Jakarta, IDN Times - Wakil Presiden (Wapres) RI, Gibran Rakabuming Raka meninjau salah satu pabrik kendaraan roda dua listrik di Kabupaten Tangerang, Banten pada Kamis (30/7/2026).
Mengawali kegiatan, Gibran meninjau fasilitas produksi untuk melihat secara langsung proses perakitan kendaraan listrik beserta ekosistem produksinya. Ia juga mencoba salah satu motor listrik sebagai bentuk dukungan terhadap pengembangan industri kendaraan listrik nasional.
1. Gibran dialog dengan siswa yang ikut workshop

Usai peninjauan, Gibran berdialog dengan para siswa sekolah menengah kejuruan (SMK) dan mahasiswa yang sebelumnya mengikuti workshop mengenai ekosistem produksi kendaraan listrik. Anton, mahasiswa Politeknik Industri ATMI Cikarang, menanyakan harapan pemerintah terhadap kontribusi yang dapat diberikan mahasiswa dan sekolah dalam mendukung perkembangan industri kendaraan listrik di Indonesia.

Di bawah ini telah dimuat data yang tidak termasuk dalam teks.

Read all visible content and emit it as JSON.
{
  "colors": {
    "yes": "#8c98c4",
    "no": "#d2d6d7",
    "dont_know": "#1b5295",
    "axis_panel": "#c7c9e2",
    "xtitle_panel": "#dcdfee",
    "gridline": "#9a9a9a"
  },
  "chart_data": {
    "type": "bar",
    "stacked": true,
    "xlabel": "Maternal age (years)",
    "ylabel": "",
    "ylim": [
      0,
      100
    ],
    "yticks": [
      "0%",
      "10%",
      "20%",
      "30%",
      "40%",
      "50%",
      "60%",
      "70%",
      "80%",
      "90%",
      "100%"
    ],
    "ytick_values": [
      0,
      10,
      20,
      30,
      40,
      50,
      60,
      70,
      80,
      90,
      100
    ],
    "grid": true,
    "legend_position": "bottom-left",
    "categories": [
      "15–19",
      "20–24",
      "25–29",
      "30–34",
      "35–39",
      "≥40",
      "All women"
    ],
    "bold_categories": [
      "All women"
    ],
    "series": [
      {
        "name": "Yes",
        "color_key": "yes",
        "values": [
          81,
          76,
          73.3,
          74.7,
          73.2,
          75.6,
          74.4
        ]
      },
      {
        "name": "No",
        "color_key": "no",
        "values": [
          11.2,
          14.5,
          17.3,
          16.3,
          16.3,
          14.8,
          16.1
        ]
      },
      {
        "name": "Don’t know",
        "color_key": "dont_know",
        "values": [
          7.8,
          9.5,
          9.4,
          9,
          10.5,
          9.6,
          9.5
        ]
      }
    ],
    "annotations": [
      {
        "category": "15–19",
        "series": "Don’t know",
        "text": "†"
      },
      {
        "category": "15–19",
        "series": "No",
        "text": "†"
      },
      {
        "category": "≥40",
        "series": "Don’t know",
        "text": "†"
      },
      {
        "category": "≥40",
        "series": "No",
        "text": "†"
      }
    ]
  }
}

“Apa harapan Bapak dari industri dan juga mungkin dari negara yang bisa kita lakukan secara konkret dari teman-teman mahasiswa, SMK-SMK gitu, kontribusi apa yang bisa kita kasih ke industri ini?” tanya Anton.
Menanggapi pertanyaan tersebut, Gibran menekankan bahwa kemajuan industri harus dibangun melalui kolaborasi erat antara pelaku industri dan dunia pendidikan sehingga seluruh pemangku kepentingan dapat berkontribusi dalam menyiapkan talenta masa depan.

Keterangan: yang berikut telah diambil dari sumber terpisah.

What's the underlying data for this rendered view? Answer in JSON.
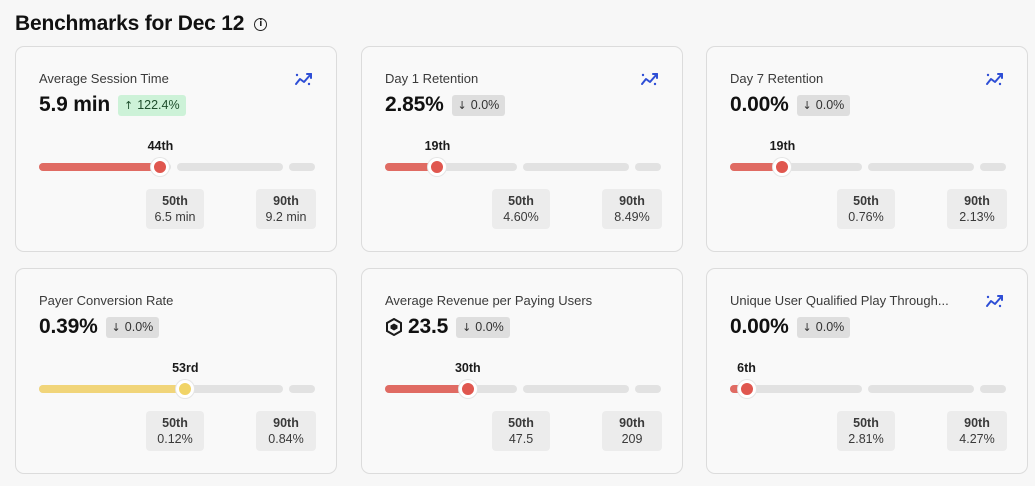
{
  "page": {
    "title": "Benchmarks for Dec 12",
    "info_icon": "info-icon"
  },
  "colors": {
    "red": "#e0574f",
    "yellow": "#f1d467",
    "up_badge": "#cdf2d8",
    "down_badge": "#dedede",
    "trend_icon": "#2f4fd6"
  },
  "cards": [
    {
      "title": "Average Session Time",
      "value": "5.9 min",
      "show_trend_icon": true,
      "show_currency_icon": false,
      "change": {
        "direction": "up",
        "arrow": "↑",
        "text": "122.4%"
      },
      "percentile_label": "44th",
      "percentile": 44,
      "fill_color": "red",
      "p50": {
        "label": "50th",
        "value": "6.5 min"
      },
      "p90": {
        "label": "90th",
        "value": "9.2 min"
      }
    },
    {
      "title": "Day 1 Retention",
      "value": "2.85%",
      "show_trend_icon": true,
      "show_currency_icon": false,
      "change": {
        "direction": "down",
        "arrow": "↓",
        "text": "0.0%"
      },
      "percentile_label": "19th",
      "percentile": 19,
      "fill_color": "red",
      "p50": {
        "label": "50th",
        "value": "4.60%"
      },
      "p90": {
        "label": "90th",
        "value": "8.49%"
      }
    },
    {
      "title": "Day 7 Retention",
      "value": "0.00%",
      "show_trend_icon": true,
      "show_currency_icon": false,
      "change": {
        "direction": "down",
        "arrow": "↓",
        "text": "0.0%"
      },
      "percentile_label": "19th",
      "percentile": 19,
      "fill_color": "red",
      "p50": {
        "label": "50th",
        "value": "0.76%"
      },
      "p90": {
        "label": "90th",
        "value": "2.13%"
      }
    },
    {
      "title": "Payer Conversion Rate",
      "value": "0.39%",
      "show_trend_icon": false,
      "show_currency_icon": false,
      "change": {
        "direction": "down",
        "arrow": "↓",
        "text": "0.0%"
      },
      "percentile_label": "53rd",
      "percentile": 53,
      "fill_color": "yellow",
      "p50": {
        "label": "50th",
        "value": "0.12%"
      },
      "p90": {
        "label": "90th",
        "value": "0.84%"
      }
    },
    {
      "title": "Average Revenue per Paying Users",
      "value": "23.5",
      "show_trend_icon": false,
      "show_currency_icon": true,
      "change": {
        "direction": "down",
        "arrow": "↓",
        "text": "0.0%"
      },
      "percentile_label": "30th",
      "percentile": 30,
      "fill_color": "red",
      "p50": {
        "label": "50th",
        "value": "47.5"
      },
      "p90": {
        "label": "90th",
        "value": "209"
      }
    },
    {
      "title": "Unique User Qualified Play Through...",
      "value": "0.00%",
      "show_trend_icon": true,
      "show_currency_icon": false,
      "change": {
        "direction": "down",
        "arrow": "↓",
        "text": "0.0%"
      },
      "percentile_label": "6th",
      "percentile": 6,
      "fill_color": "red",
      "p50": {
        "label": "50th",
        "value": "2.81%"
      },
      "p90": {
        "label": "90th",
        "value": "4.27%"
      }
    }
  ]
}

“Saya titip ke teman-teman mahasiswa, semua pelajar, guru, dosen yang ada di sini. Kita ke depan ingin semua yang ada di sini bisa berpartisipasi. Jadi antara industri, pelaku industri, dan sekolah-sekolah bisa bekerja sama,” ujar dia.

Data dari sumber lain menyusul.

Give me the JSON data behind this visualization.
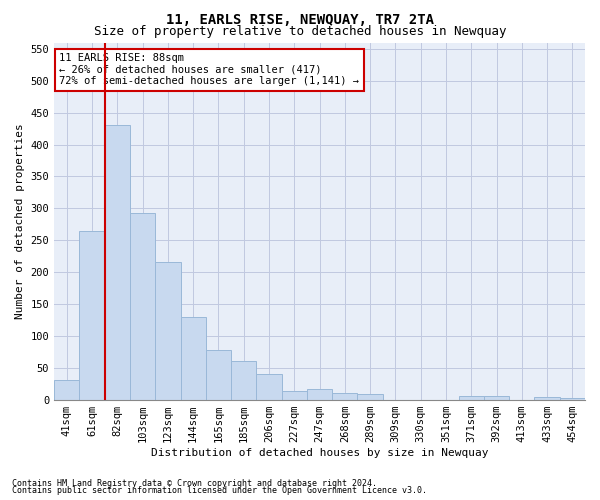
{
  "title": "11, EARLS RISE, NEWQUAY, TR7 2TA",
  "subtitle": "Size of property relative to detached houses in Newquay",
  "xlabel": "Distribution of detached houses by size in Newquay",
  "ylabel": "Number of detached properties",
  "categories": [
    "41sqm",
    "61sqm",
    "82sqm",
    "103sqm",
    "123sqm",
    "144sqm",
    "165sqm",
    "185sqm",
    "206sqm",
    "227sqm",
    "247sqm",
    "268sqm",
    "289sqm",
    "309sqm",
    "330sqm",
    "351sqm",
    "371sqm",
    "392sqm",
    "413sqm",
    "433sqm",
    "454sqm"
  ],
  "values": [
    30,
    265,
    430,
    293,
    215,
    130,
    78,
    60,
    40,
    13,
    17,
    10,
    9,
    0,
    0,
    0,
    5,
    5,
    0,
    4,
    3
  ],
  "bar_color": "#c8d9ef",
  "bar_edge_color": "#9ab8d8",
  "vline_color": "#cc0000",
  "vline_x_index": 2,
  "annotation_text": "11 EARLS RISE: 88sqm\n← 26% of detached houses are smaller (417)\n72% of semi-detached houses are larger (1,141) →",
  "annotation_box_color": "#ffffff",
  "annotation_box_edge_color": "#cc0000",
  "ylim": [
    0,
    560
  ],
  "yticks": [
    0,
    50,
    100,
    150,
    200,
    250,
    300,
    350,
    400,
    450,
    500,
    550
  ],
  "grid_color": "#c0c8e0",
  "bg_color": "#e8eef8",
  "footer_line1": "Contains HM Land Registry data © Crown copyright and database right 2024.",
  "footer_line2": "Contains public sector information licensed under the Open Government Licence v3.0.",
  "title_fontsize": 10,
  "subtitle_fontsize": 9,
  "axis_fontsize": 8,
  "tick_fontsize": 7.5,
  "annotation_fontsize": 7.5,
  "footer_fontsize": 6
}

2. Gibran soroti kerja sama berupa penguatan riset dan penyelarasan kurikulum

Menurut Gibran, kerja sama tersebut dapat diwujudkan melalui penguatan riset bersama maupun penyelarasan kurikulum dengan perkembangan teknologi dan kebutuhan industri yang terus berubah.
Ia menjelaskan, pentingnya memperkuat keterkaitan (link and match) antara dunia pendidikan dan industri untuk menyiapkan sumber daya manusia yang adaptif terhadap perkembangan teknologi, khususnya di sektor kendaraan listrik (electric vehicle/EV).
“Entah risetnya, entah bisa terkait kurikulum, bisa disesuaikan dengan yang ada sekarang. Sekarang kan semuanya serba EV. Jadi yang dipelajari di sekolah harus nyambung dengan apa yang ada di industri,” imbuhnya.
Selain membangun sinergi dengan dunia pendidikan, Gibran juga menilai industri memiliki peran penting dalam meningkatkan literasi masyarakat mengenai manfaat kendaraan listrik sebagai bagian dari percepatan transisi energi nasional.
“Jadi nanti kita ingin industri juga berkontribusi ke dunia pendidikan. Dan saya kira nanti edukasi pasar, terkait awareness tentang pentingnya motor listrik, mobil listrik,” ucap dia.
3. Pengembangan kendaraan listrik perkuat ketahanan energi nasional

Lebih lanjut, Gibran menegaskan, pengembangan kendaraan listrik tidak hanya memberikan manfaat bagi lingkungan, tetapi juga menjadi langkah strategis untuk memperkuat ketahanan energi nasional melalui pengurangan ketergantungan terhadap impor bahan bakar minyak.
“Selain lebih ramah lingkungan dan lain-lain, kita ke depan harus melakukan penghematan impor minyak, impor BBM. Jadi solusinya salah satunya adalah motor listrik,” tegas dia.